** The Jaffe Briefing will be on Spring Break Beginning Tomorrow, April 5, Returning Monday, April 17 **


STATEWIDE - The next time you throw a parking meter through a plate-glass window and then run down Main Street torching cars, it could cost you. Assemblyman Ron Dancer wants to ensure that rioters, not taxpayers, pay for damage incurred. The bill also increases jail time for rioting from 18 months to five years, and fines from $10,000 to $15,000. And once rioters reach $2,000 worth of damage, they will be held accountable. So, under pending law, you can only trash two televisions, a La-Z-Boy recliner and a clock radio.  

Sign Up for E-News

ON THE CAMPAIGN TRAIL - You need 1,000 valid signatures to run for governor of New Jersey. But why be so darn mediocre? Phil Murphy decided to bring a forklift yesterday to the election board, with documents containing a record-setting 43,032 signatures. That is almost triple the previous state record, held by Gov. Chris Christie, who was able to amass 14,835 signatures four years ago. Pointless? Yes. Torturous for the election workers who have to validate all these signatures? You bet. But it's all about sending the message that, yes, you are truly loved, adored and marching toward glorious victory. 

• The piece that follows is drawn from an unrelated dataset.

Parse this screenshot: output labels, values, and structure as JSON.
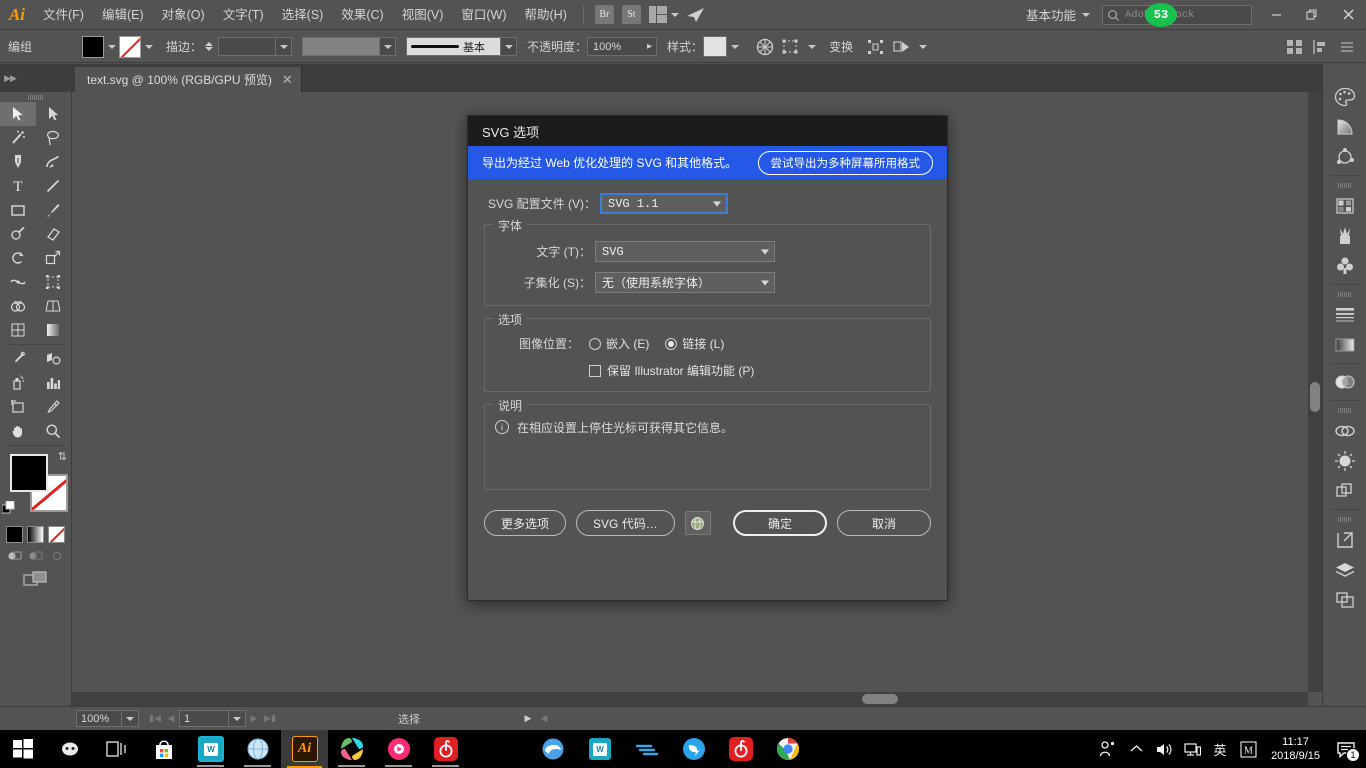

PATERSON - Here is another "only in Paterson" story, which we will try to piece together. It looks like a 65-year-old guy from Newark died of natural causes. Then, it gets weird. On Friday, Paterson cops found the dead guy lying on Chamberlain Street, and that his gray Pontiac was used to dump the body there, NBC reports. Then, it gets weirder. Two days later, Paterson cops see the gray Pontiac zooming by on Broadway, and then learn one of the guys in the car had apparently dumped the body on Chamberlain Street, so he could easily make off with the gray Pontiac. What's worse: Dumping a body on a city street or dumping a body so you can steal a gray Pontiac?

STATEWIDE - New Jerseyans can't pump their own gas or eat a sandwich in a funeral home. But one of those decades-old rules may soon change, as neighboring New York is finally allowing food and drink for those bidding farewell to Great Aunt Sadie. Some members of the New Jersey State Funeral Directors Association say it is high time for the state to also consider lifting the ban, which was created at some point based on public health concerns. Apparently, your cup of coffee could have disastrous effects on the deceased. (Note: pithy sarcasm there.) In any case, Assemblywoman Nancy Pinkin has been pushing for the ban to finally be repealed.  

WEST BERLIN - What red-blooded kid hasn't stood mesmerized at a construction site wishing he or she could run those mighty yellow machines? Well, a little-known theme park in this Camden County town is a dream come true. Just reopened for the season, the park allows kiddies to whack bowling pins with a mini-digger, operate backhoes and drive drum-rollers. Diggerland USA has no merry-go-round or chairlift ride. Instead, it's got a "digger-go-round" and a 50-foot construction lift that spins riders on a telescoping hydraulic arm. Parents can get in on the fun, crushing old cars with an excavator and operating heavy equipment. Owner Ilya Girlya tells Bloomberg "driving a bulldozer is the closest you'll ever get to being invincible." Take that, Disney.  


BEIJING - If you want millennials to buy a product, stick the face of an 86-year-old man on the label. No, really. Apparently that works in China, where cans of Cherry Coke will now feature the face of billionaire Warren Buffet. Rumor has it the octogenarian drinks five Cokes a day and, of course, owns tons of shares in the company. Coca-Cola asked if it can use his face for the can to sell even more soda. For a guy who earns $1 million or so every minute and owns nearly 10 percent of the company....Sure, why not?


It was this day in 2014 that the two largest cement companies - Holcim Ltd of Switzerland and Lafarge SA of France - merged. With all that cement, it wasn't really a problem.


Brachiate - [BRAY-kee-ayt] - verb 

Definition: To progress by swinging from hold to hold by the arms  

Example: I can't remember the last time I brachiated along the monkey bars.